Under the FDR Framework, which is the transparency based financial system we currently have, market participants know they are responsible for all gains and losses on their exposures.  As a result, they adjust their exposure to higher risk investments to what they can afford to lose.

What brought about our financial crisis was the catastrophic failure of our regulators who loudly proclaimed that the risk in the financial system had been reduced due to financial innovation.  Since the regulators had a monopoly on all the useful, relevant information, market participants trusted them.  This led to massive mis-pricing of risk.

It also led to moral hazard as there is an obligation placed on the government to bailout investors who relied on representations made by the government when making an investment.

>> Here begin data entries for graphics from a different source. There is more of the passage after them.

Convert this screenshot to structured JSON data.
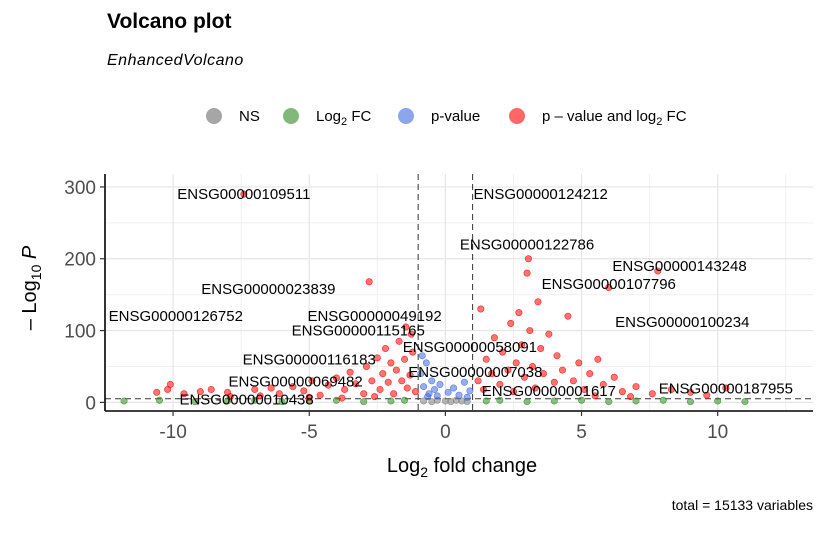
{
  "chart_data": {
    "type": "scatter",
    "title": "Volcano plot",
    "subtitle": "EnhancedVolcano",
    "caption": "total = 15133 variables",
    "xlabel": "Log2 fold change",
    "ylabel": "-Log10 P",
    "xlim": [
      -12.5,
      13.5
    ],
    "ylim": [
      -12,
      318
    ],
    "xticks": [
      -10,
      -5,
      0,
      5,
      10
    ],
    "yticks": [
      0,
      100,
      200,
      300
    ],
    "fc_cutoff": 1,
    "p_cutoff_log10": 5,
    "grid": true,
    "legend_position": "top",
    "legend": [
      {
        "key": "NS",
        "label": "NS",
        "color": "#808080"
      },
      {
        "key": "FC",
        "label": "Log2 FC",
        "color": "#2e8b22"
      },
      {
        "key": "P",
        "label": "p-value",
        "color": "#4169e1"
      },
      {
        "key": "FCP",
        "label": "p – value and log2 FC",
        "color": "#ff0000"
      }
    ],
    "points": [
      {
        "x": -10.2,
        "y": 18,
        "group": "FCP"
      },
      {
        "x": -10.1,
        "y": 25,
        "group": "FCP"
      },
      {
        "x": -10.6,
        "y": 14,
        "group": "FCP"
      },
      {
        "x": -9.6,
        "y": 12,
        "group": "FCP"
      },
      {
        "x": -9.0,
        "y": 15,
        "group": "FCP"
      },
      {
        "x": -8.6,
        "y": 18,
        "group": "FCP"
      },
      {
        "x": -8.0,
        "y": 14,
        "group": "FCP"
      },
      {
        "x": -7.9,
        "y": 8,
        "group": "FCP"
      },
      {
        "x": -7.4,
        "y": 290,
        "group": "FCP"
      },
      {
        "x": -7.0,
        "y": 18,
        "group": "FCP"
      },
      {
        "x": -6.4,
        "y": 20,
        "group": "FCP"
      },
      {
        "x": -6.1,
        "y": 12,
        "group": "FCP"
      },
      {
        "x": -5.6,
        "y": 22,
        "group": "FCP"
      },
      {
        "x": -5.2,
        "y": 16,
        "group": "FCP"
      },
      {
        "x": -4.9,
        "y": 30,
        "group": "FCP"
      },
      {
        "x": -4.6,
        "y": 10,
        "group": "FCP"
      },
      {
        "x": -4.3,
        "y": 24,
        "group": "FCP"
      },
      {
        "x": -4.0,
        "y": 34,
        "group": "FCP"
      },
      {
        "x": -3.7,
        "y": 18,
        "group": "FCP"
      },
      {
        "x": -3.5,
        "y": 42,
        "group": "FCP"
      },
      {
        "x": -3.3,
        "y": 26,
        "group": "FCP"
      },
      {
        "x": -3.0,
        "y": 12,
        "group": "FCP"
      },
      {
        "x": -2.9,
        "y": 50,
        "group": "FCP"
      },
      {
        "x": -2.8,
        "y": 168,
        "group": "FCP"
      },
      {
        "x": -2.7,
        "y": 30,
        "group": "FCP"
      },
      {
        "x": -2.5,
        "y": 62,
        "group": "FCP"
      },
      {
        "x": -2.4,
        "y": 18,
        "group": "FCP"
      },
      {
        "x": -2.3,
        "y": 40,
        "group": "FCP"
      },
      {
        "x": -2.2,
        "y": 75,
        "group": "FCP"
      },
      {
        "x": -2.1,
        "y": 28,
        "group": "FCP"
      },
      {
        "x": -2.0,
        "y": 55,
        "group": "FCP"
      },
      {
        "x": -1.9,
        "y": 12,
        "group": "FCP"
      },
      {
        "x": -1.8,
        "y": 45,
        "group": "FCP"
      },
      {
        "x": -1.7,
        "y": 85,
        "group": "FCP"
      },
      {
        "x": -1.6,
        "y": 30,
        "group": "FCP"
      },
      {
        "x": -1.5,
        "y": 60,
        "group": "FCP"
      },
      {
        "x": -1.4,
        "y": 20,
        "group": "FCP"
      },
      {
        "x": -1.3,
        "y": 38,
        "group": "FCP"
      },
      {
        "x": -1.2,
        "y": 70,
        "group": "FCP"
      },
      {
        "x": -1.1,
        "y": 15,
        "group": "FCP"
      },
      {
        "x": -2.6,
        "y": 8,
        "group": "FCP"
      },
      {
        "x": -3.8,
        "y": 6,
        "group": "FCP"
      },
      {
        "x": -5.0,
        "y": 7,
        "group": "FCP"
      },
      {
        "x": -6.8,
        "y": 9,
        "group": "FCP"
      },
      {
        "x": -1.25,
        "y": 95,
        "group": "FCP"
      },
      {
        "x": -1.45,
        "y": 105,
        "group": "FCP"
      },
      {
        "x": -0.9,
        "y": 40,
        "group": "P"
      },
      {
        "x": -0.8,
        "y": 22,
        "group": "P"
      },
      {
        "x": -0.7,
        "y": 55,
        "group": "P"
      },
      {
        "x": -0.6,
        "y": 12,
        "group": "P"
      },
      {
        "x": -0.5,
        "y": 30,
        "group": "P"
      },
      {
        "x": -0.4,
        "y": 18,
        "group": "P"
      },
      {
        "x": -0.3,
        "y": 9,
        "group": "P"
      },
      {
        "x": -0.2,
        "y": 25,
        "group": "P"
      },
      {
        "x": 0.1,
        "y": 14,
        "group": "P"
      },
      {
        "x": 0.3,
        "y": 20,
        "group": "P"
      },
      {
        "x": 0.5,
        "y": 10,
        "group": "P"
      },
      {
        "x": 0.7,
        "y": 28,
        "group": "P"
      },
      {
        "x": 0.9,
        "y": 16,
        "group": "P"
      },
      {
        "x": -0.85,
        "y": 65,
        "group": "P"
      },
      {
        "x": -0.65,
        "y": 8,
        "group": "P"
      },
      {
        "x": 0.8,
        "y": 7,
        "group": "P"
      },
      {
        "x": 1.2,
        "y": 30,
        "group": "FCP"
      },
      {
        "x": 1.4,
        "y": 18,
        "group": "FCP"
      },
      {
        "x": 1.5,
        "y": 60,
        "group": "FCP"
      },
      {
        "x": 1.7,
        "y": 40,
        "group": "FCP"
      },
      {
        "x": 1.8,
        "y": 90,
        "group": "FCP"
      },
      {
        "x": 2.0,
        "y": 25,
        "group": "FCP"
      },
      {
        "x": 2.1,
        "y": 70,
        "group": "FCP"
      },
      {
        "x": 2.3,
        "y": 45,
        "group": "FCP"
      },
      {
        "x": 2.4,
        "y": 110,
        "group": "FCP"
      },
      {
        "x": 2.5,
        "y": 15,
        "group": "FCP"
      },
      {
        "x": 2.6,
        "y": 55,
        "group": "FCP"
      },
      {
        "x": 2.8,
        "y": 80,
        "group": "FCP"
      },
      {
        "x": 2.9,
        "y": 35,
        "group": "FCP"
      },
      {
        "x": 3.0,
        "y": 180,
        "group": "FCP"
      },
      {
        "x": 3.05,
        "y": 200,
        "group": "FCP"
      },
      {
        "x": 3.1,
        "y": 100,
        "group": "FCP"
      },
      {
        "x": 3.2,
        "y": 50,
        "group": "FCP"
      },
      {
        "x": 3.3,
        "y": 20,
        "group": "FCP"
      },
      {
        "x": 3.5,
        "y": 75,
        "group": "FCP"
      },
      {
        "x": 3.6,
        "y": 40,
        "group": "FCP"
      },
      {
        "x": 3.8,
        "y": 95,
        "group": "FCP"
      },
      {
        "x": 4.0,
        "y": 28,
        "group": "FCP"
      },
      {
        "x": 4.1,
        "y": 65,
        "group": "FCP"
      },
      {
        "x": 4.3,
        "y": 45,
        "group": "FCP"
      },
      {
        "x": 4.5,
        "y": 120,
        "group": "FCP"
      },
      {
        "x": 4.7,
        "y": 30,
        "group": "FCP"
      },
      {
        "x": 4.9,
        "y": 55,
        "group": "FCP"
      },
      {
        "x": 5.1,
        "y": 18,
        "group": "FCP"
      },
      {
        "x": 5.3,
        "y": 40,
        "group": "FCP"
      },
      {
        "x": 5.6,
        "y": 60,
        "group": "FCP"
      },
      {
        "x": 5.8,
        "y": 25,
        "group": "FCP"
      },
      {
        "x": 6.0,
        "y": 160,
        "group": "FCP"
      },
      {
        "x": 6.2,
        "y": 35,
        "group": "FCP"
      },
      {
        "x": 6.5,
        "y": 15,
        "group": "FCP"
      },
      {
        "x": 7.0,
        "y": 22,
        "group": "FCP"
      },
      {
        "x": 7.6,
        "y": 12,
        "group": "FCP"
      },
      {
        "x": 7.8,
        "y": 183,
        "group": "FCP"
      },
      {
        "x": 8.3,
        "y": 18,
        "group": "FCP"
      },
      {
        "x": 9.0,
        "y": 14,
        "group": "FCP"
      },
      {
        "x": 9.6,
        "y": 10,
        "group": "FCP"
      },
      {
        "x": 10.3,
        "y": 20,
        "group": "FCP"
      },
      {
        "x": 6.8,
        "y": 8,
        "group": "FCP"
      },
      {
        "x": 5.5,
        "y": 9,
        "group": "FCP"
      },
      {
        "x": 1.3,
        "y": 130,
        "group": "FCP"
      },
      {
        "x": 2.7,
        "y": 125,
        "group": "FCP"
      },
      {
        "x": 3.4,
        "y": 140,
        "group": "FCP"
      },
      {
        "x": -11.8,
        "y": 2,
        "group": "FC"
      },
      {
        "x": -10.5,
        "y": 3,
        "group": "FC"
      },
      {
        "x": -9.2,
        "y": 1,
        "group": "FC"
      },
      {
        "x": -8.0,
        "y": 2,
        "group": "FC"
      },
      {
        "x": -7.0,
        "y": 3,
        "group": "FC"
      },
      {
        "x": -6.0,
        "y": 1,
        "group": "FC"
      },
      {
        "x": -5.0,
        "y": 2,
        "group": "FC"
      },
      {
        "x": -4.0,
        "y": 3,
        "group": "FC"
      },
      {
        "x": -3.0,
        "y": 1,
        "group": "FC"
      },
      {
        "x": -2.0,
        "y": 2,
        "group": "FC"
      },
      {
        "x": -1.5,
        "y": 3,
        "group": "FC"
      },
      {
        "x": 1.5,
        "y": 2,
        "group": "FC"
      },
      {
        "x": 2.0,
        "y": 3,
        "group": "FC"
      },
      {
        "x": 3.0,
        "y": 1,
        "group": "FC"
      },
      {
        "x": 4.0,
        "y": 2,
        "group": "FC"
      },
      {
        "x": 5.0,
        "y": 3,
        "group": "FC"
      },
      {
        "x": 6.0,
        "y": 1,
        "group": "FC"
      },
      {
        "x": 7.0,
        "y": 2,
        "group": "FC"
      },
      {
        "x": 8.0,
        "y": 3,
        "group": "FC"
      },
      {
        "x": 9.0,
        "y": 1,
        "group": "FC"
      },
      {
        "x": 10.0,
        "y": 2,
        "group": "FC"
      },
      {
        "x": 11.0,
        "y": 1,
        "group": "FC"
      },
      {
        "x": -0.8,
        "y": 2,
        "group": "NS"
      },
      {
        "x": -0.5,
        "y": 1,
        "group": "NS"
      },
      {
        "x": -0.3,
        "y": 3,
        "group": "NS"
      },
      {
        "x": 0.0,
        "y": 2,
        "group": "NS"
      },
      {
        "x": 0.2,
        "y": 1,
        "group": "NS"
      },
      {
        "x": 0.4,
        "y": 3,
        "group": "NS"
      },
      {
        "x": 0.6,
        "y": 2,
        "group": "NS"
      },
      {
        "x": 0.8,
        "y": 1,
        "group": "NS"
      }
    ],
    "labels": [
      {
        "text": "ENSG00000109511",
        "x": -7.4,
        "y": 290
      },
      {
        "text": "ENSG00000124212",
        "x": 3.5,
        "y": 290
      },
      {
        "text": "ENSG00000122786",
        "x": 3.0,
        "y": 220
      },
      {
        "text": "ENSG00000143248",
        "x": 8.6,
        "y": 190
      },
      {
        "text": "ENSG00000107796",
        "x": 6.0,
        "y": 165
      },
      {
        "text": "ENSG00000023839",
        "x": -6.5,
        "y": 158
      },
      {
        "text": "ENSG00000126752",
        "x": -9.9,
        "y": 120
      },
      {
        "text": "ENSG00000049192",
        "x": -2.6,
        "y": 120
      },
      {
        "text": "ENSG00000100234",
        "x": 8.7,
        "y": 112
      },
      {
        "text": "ENSG00000115165",
        "x": -3.2,
        "y": 100
      },
      {
        "text": "ENSG00000058091",
        "x": 0.9,
        "y": 77
      },
      {
        "text": "ENSG00000116183",
        "x": -5.0,
        "y": 60
      },
      {
        "text": "ENSG00000007038",
        "x": 1.1,
        "y": 42
      },
      {
        "text": "ENSG00000069482",
        "x": -5.5,
        "y": 29
      },
      {
        "text": "ENSG00000001617",
        "x": 3.8,
        "y": 16
      },
      {
        "text": "ENSG00000187955",
        "x": 10.3,
        "y": 19
      },
      {
        "text": "ENSG00000010438",
        "x": -7.3,
        "y": 4
      }
    ]
  }
}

One of the primary reasons for requiring transparency is that it ends the government's information monopoly and reliance on the government's assessment of this information.  This delivers two benefits to the financial system:  ends the single point of failure and ends moral hazard.

Finally, I know one of the individuals who spearheaded the fight to create the Office of Financial Research (the US version of Mr. Haldane's financial weather service).  Once it had been created, he called me to apologize.  He realized that OFR and similar financial weather services for regulators are where transparency goes to die.

What he understood after the fact is that the weather service is not there to only use the data itself, but to share the data with anyone who wants it.